そして、大将や出前先の人たちの話し相手をしているうちに、この社会には色々な人がいて、バリバリ働く人も、自分みたいに自分探しをしている人もいる。ポンポンとアイデアが出る人もいれば、たまに凄くいいアイデアが出るのを気長に待っている人もいる。そして、皆それぞれの波長に合った仲間を必要としているんだな、という事が分かってきました。特に、学力や経験、常識など、ある程度の基準を満たさないと所謂ちゃんとした仕事に付けない、収入が得られないという型が無いこの島では、多様性や個性や独自の考えこそが求められているんだという事も分かってきました。自分は自分のペースで良い。いきなり素晴らしいものができなくてもいい。結果ではなく、追求する事が大事。その事に気付いた時、自分の心はとても穏やかになりました。

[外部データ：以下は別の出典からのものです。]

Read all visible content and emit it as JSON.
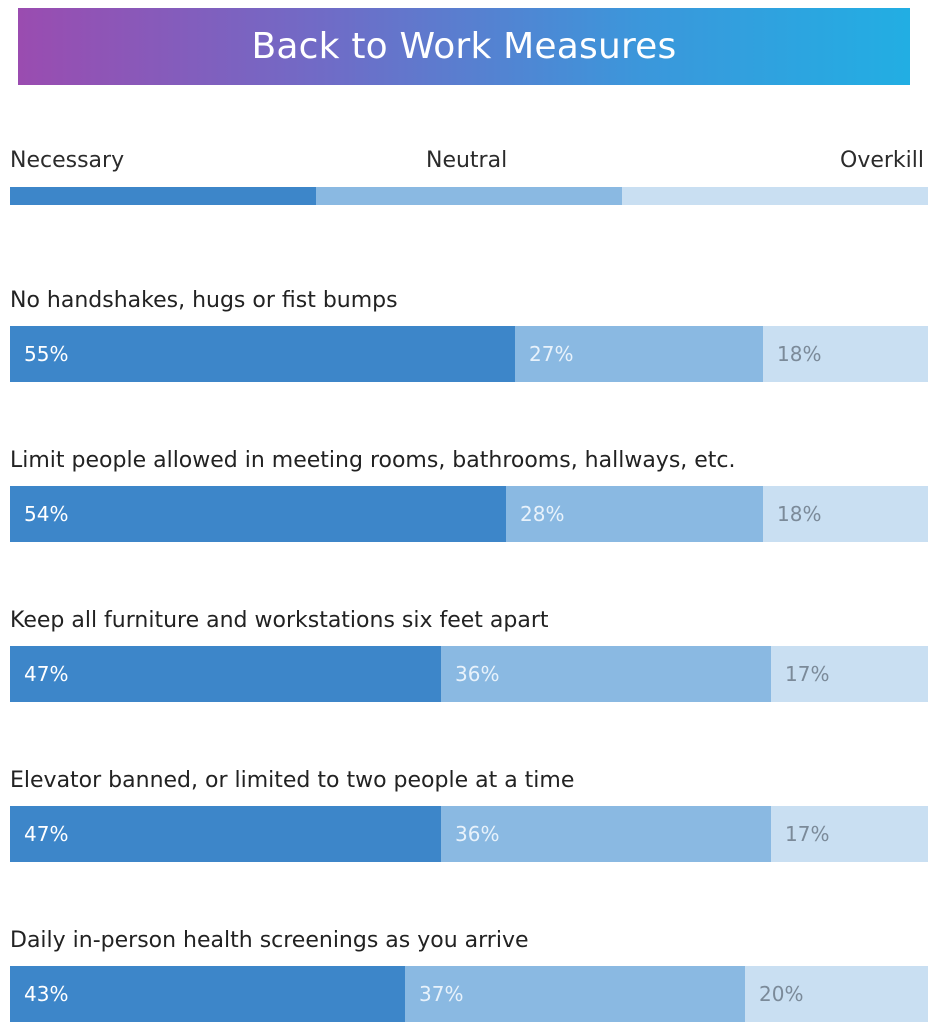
{
  "header": {
    "title": "Back to Work Measures"
  },
  "legend": {
    "necessary": "Necessary",
    "neutral": "Neutral",
    "overkill": "Overkill"
  },
  "colors": {
    "necessary": "#3d86c9",
    "neutral": "#8ab9e2",
    "overkill": "#c9dff2"
  },
  "chart_data": {
    "type": "bar",
    "stacked": true,
    "orientation": "horizontal",
    "title": "Back to Work Measures",
    "series_names": [
      "Necessary",
      "Neutral",
      "Overkill"
    ],
    "categories": [
      "No handshakes, hugs or fist bumps",
      "Limit people allowed in meeting rooms, bathrooms, hallways, etc.",
      "Keep all furniture and workstations six feet apart",
      "Elevator banned, or limited to two people at a time",
      "Daily in-person health screenings as you arrive"
    ],
    "series": [
      {
        "name": "Necessary",
        "values": [
          55,
          54,
          47,
          47,
          43
        ]
      },
      {
        "name": "Neutral",
        "values": [
          27,
          28,
          36,
          36,
          37
        ]
      },
      {
        "name": "Overkill",
        "values": [
          18,
          18,
          17,
          17,
          20
        ]
      }
    ],
    "data_labels": [
      [
        "55%",
        "27%",
        "18%"
      ],
      [
        "54%",
        "28%",
        "18%"
      ],
      [
        "47%",
        "36%",
        "17%"
      ],
      [
        "47%",
        "36%",
        "17%"
      ],
      [
        "43%",
        "37%",
        "20%"
      ]
    ]
  }
}
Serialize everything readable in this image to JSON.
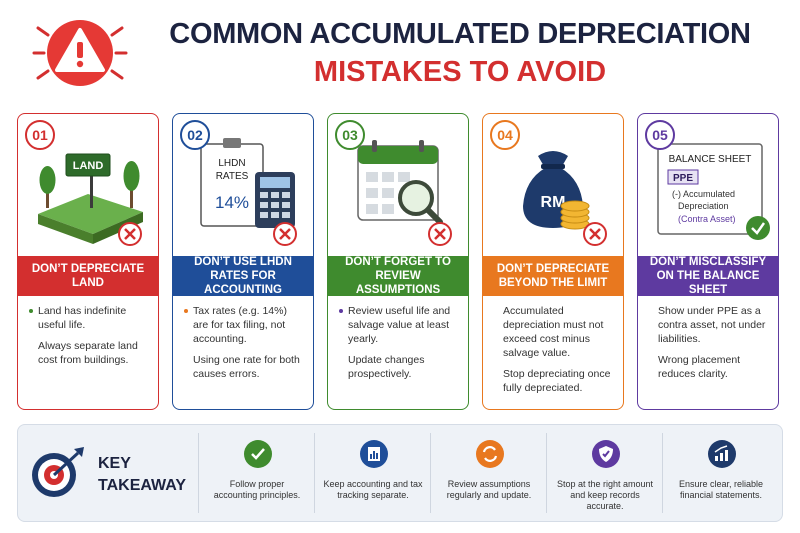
{
  "header": {
    "title_line1": "COMMON ACCUMULATED DEPRECIATION",
    "title_line2": "MISTAKES TO AVOID"
  },
  "cards": [
    {
      "number": "01",
      "heading": "DON’T DEPRECIATE LAND",
      "illustration": {
        "sign": "LAND"
      },
      "points": [
        "Land has indefinite useful life.",
        "Always separate land cost from buildings."
      ]
    },
    {
      "number": "02",
      "heading": "DON’T USE LHDN RATES FOR ACCOUNTING",
      "illustration": {
        "doc_line1": "LHDN",
        "doc_line2": "RATES",
        "rate": "14%"
      },
      "points": [
        "Tax rates (e.g. 14%) are for tax filing, not accounting.",
        "Using one rate for both causes errors."
      ]
    },
    {
      "number": "03",
      "heading": "DON’T FORGET TO REVIEW ASSUMPTIONS",
      "illustration": {},
      "points": [
        "Review useful life and salvage value at least yearly.",
        "Update changes prospectively."
      ]
    },
    {
      "number": "04",
      "heading": "DON’T DEPRECIATE BEYOND THE LIMIT",
      "illustration": {
        "bag": "RM"
      },
      "points": [
        "Accumulated depreciation must not exceed cost minus salvage value.",
        "Stop depreciating once fully depreciated."
      ]
    },
    {
      "number": "05",
      "heading": "DON’T MISCLASSIFY ON THE BALANCE SHEET",
      "illustration": {
        "panel_title": "BALANCE SHEET",
        "box": "PPE",
        "line1": "(-) Accumulated",
        "line2": "Depreciation",
        "line3": "(Contra Asset)"
      },
      "points": [
        "Show under PPE as a contra asset, not under liabilities.",
        "Wrong placement reduces clarity."
      ]
    }
  ],
  "takeaway": {
    "label_line1": "KEY",
    "label_line2": "TAKEAWAY",
    "items": [
      "Follow proper accounting principles.",
      "Keep accounting and tax tracking separate.",
      "Review assumptions regularly and update.",
      "Stop at the right amount and keep records accurate.",
      "Ensure clear, reliable financial statements."
    ]
  }
}
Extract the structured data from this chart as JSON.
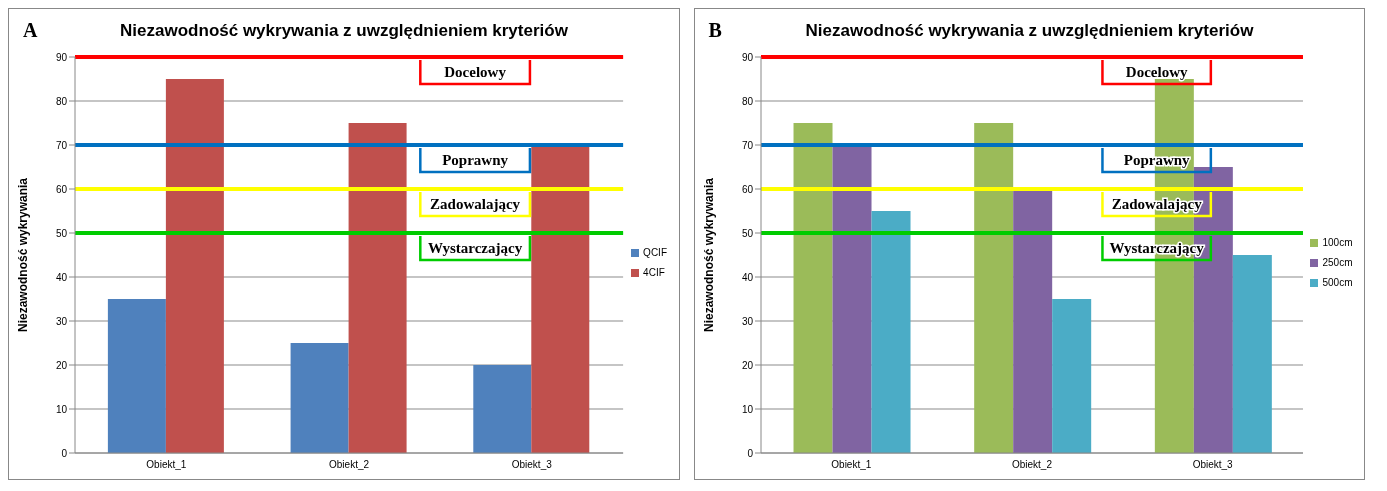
{
  "chart_data": [
    {
      "type": "bar",
      "title": "Niezawodność wykrywania z uwzględnieniem kryteriów",
      "annotations": [
        "A"
      ],
      "ylabel": "Niezawodność wykrywania",
      "categories": [
        "Obiekt_1",
        "Obiekt_2",
        "Obiekt_3"
      ],
      "series": [
        {
          "name": "QCIF",
          "color": "#4f81bd",
          "values": [
            35,
            25,
            20
          ]
        },
        {
          "name": "4CIF",
          "color": "#c0504d",
          "values": [
            85,
            75,
            70
          ]
        }
      ],
      "ylim": [
        0,
        90
      ],
      "yticks": [
        0,
        10,
        20,
        30,
        40,
        50,
        60,
        70,
        80,
        90
      ],
      "grid": "y",
      "legend": "right",
      "ref_lines": [
        {
          "axis": "y",
          "value": 90,
          "label": "Docelowy",
          "color": "#ff0000"
        },
        {
          "axis": "y",
          "value": 70,
          "label": "Poprawny",
          "color": "#0070c0"
        },
        {
          "axis": "y",
          "value": 60,
          "label": "Zadowalający",
          "color": "#ffff00"
        },
        {
          "axis": "y",
          "value": 50,
          "label": "Wystarczający",
          "color": "#00cc00"
        }
      ]
    },
    {
      "type": "bar",
      "title": "Niezawodność wykrywania z uwzględnieniem kryteriów",
      "annotations": [
        "B"
      ],
      "ylabel": "Niezawodność wykrywania",
      "categories": [
        "Obiekt_1",
        "Obiekt_2",
        "Obiekt_3"
      ],
      "series": [
        {
          "name": "100cm",
          "color": "#9bbb59",
          "values": [
            75,
            75,
            85
          ]
        },
        {
          "name": "250cm",
          "color": "#8064a2",
          "values": [
            70,
            60,
            65
          ]
        },
        {
          "name": "500cm",
          "color": "#4bacc6",
          "values": [
            55,
            35,
            45
          ]
        }
      ],
      "ylim": [
        0,
        90
      ],
      "yticks": [
        0,
        10,
        20,
        30,
        40,
        50,
        60,
        70,
        80,
        90
      ],
      "grid": "y",
      "legend": "right",
      "ref_lines": [
        {
          "axis": "y",
          "value": 90,
          "label": "Docelowy",
          "color": "#ff0000"
        },
        {
          "axis": "y",
          "value": 70,
          "label": "Poprawny",
          "color": "#0070c0"
        },
        {
          "axis": "y",
          "value": 60,
          "label": "Zadowalający",
          "color": "#ffff00"
        },
        {
          "axis": "y",
          "value": 50,
          "label": "Wystarczający",
          "color": "#00cc00"
        }
      ]
    }
  ]
}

そうしているうちに、段々自分のやりたいことも見えてきました。大体の発端はボブ・マーリー好きから始まったこと。自分の育った環境が、楽器など習い事ができる余裕のある家庭ではなかったし、学生になってから趣味で始めたギターで食べていけるなんて思っていなかったから、思いつかなかった選択肢。ジャマイカで感じた失望感の中に、自分が求めているボブ・マーリーとは何だったのかと言うヒントを垣間見た瞬間。そして、ボブ・マーリーの魂に通じる音楽を、自分が追及してみたいという願望。パズルのピースがだんだん集まって絵が見えてくるように、目標が見えてきました。そして、まだまだ外の世界の感覚から抜け出せていない自分の背中を、大将は優しく見守ってくれました。」

男性はそこでまた一服して、湯呑に目を落とした。愛おしそうに両手で包み込み、ため息交じりに続けた。

「今では自分は、ギターや作曲を学びながら、レゲー愛好会で披露したり、音楽研究会の仲間と話し合ったりしてボブ・マーリーの魂を追及しています。自分らしく、運動と音楽両方で表現できないかなど、色々。そして、大将がお店を開けている日は、なるべく手伝うようにして、日々を送っています。本当に幸せで充実した毎日で、大将にも神様にも、感謝してもしきれません。時々、実は大将が神様なんじゃないかと思ったりしますけれど、それは流石に違うみたいです。祖父母に会ってこの事を伝えたり、ここに呼んで大将の鰻を食べさせてあげられないのは少し辛いけれど、悪魔が毎月、怪しまれない位の金額を仕送りしてくれているみたいで、祖父母もちょっとは生活が楽になったと言ってくれています。それに、この島には特別の写真館があって、外の世界の設定に応じた特殊撮影の写真を作って送ったりもできるので、祖父母を安心させてあげられるのも嬉しいです。」

彼は湯呑から目を上げ、まっすぐに父を見据えた。

「先程、高校生の息子さんを安心して預けられる所かと問われましたね。その答えは間違いなく、はいです。こんなに若いときに、この島に来られるなんて、息子さんは幸せだと思います。」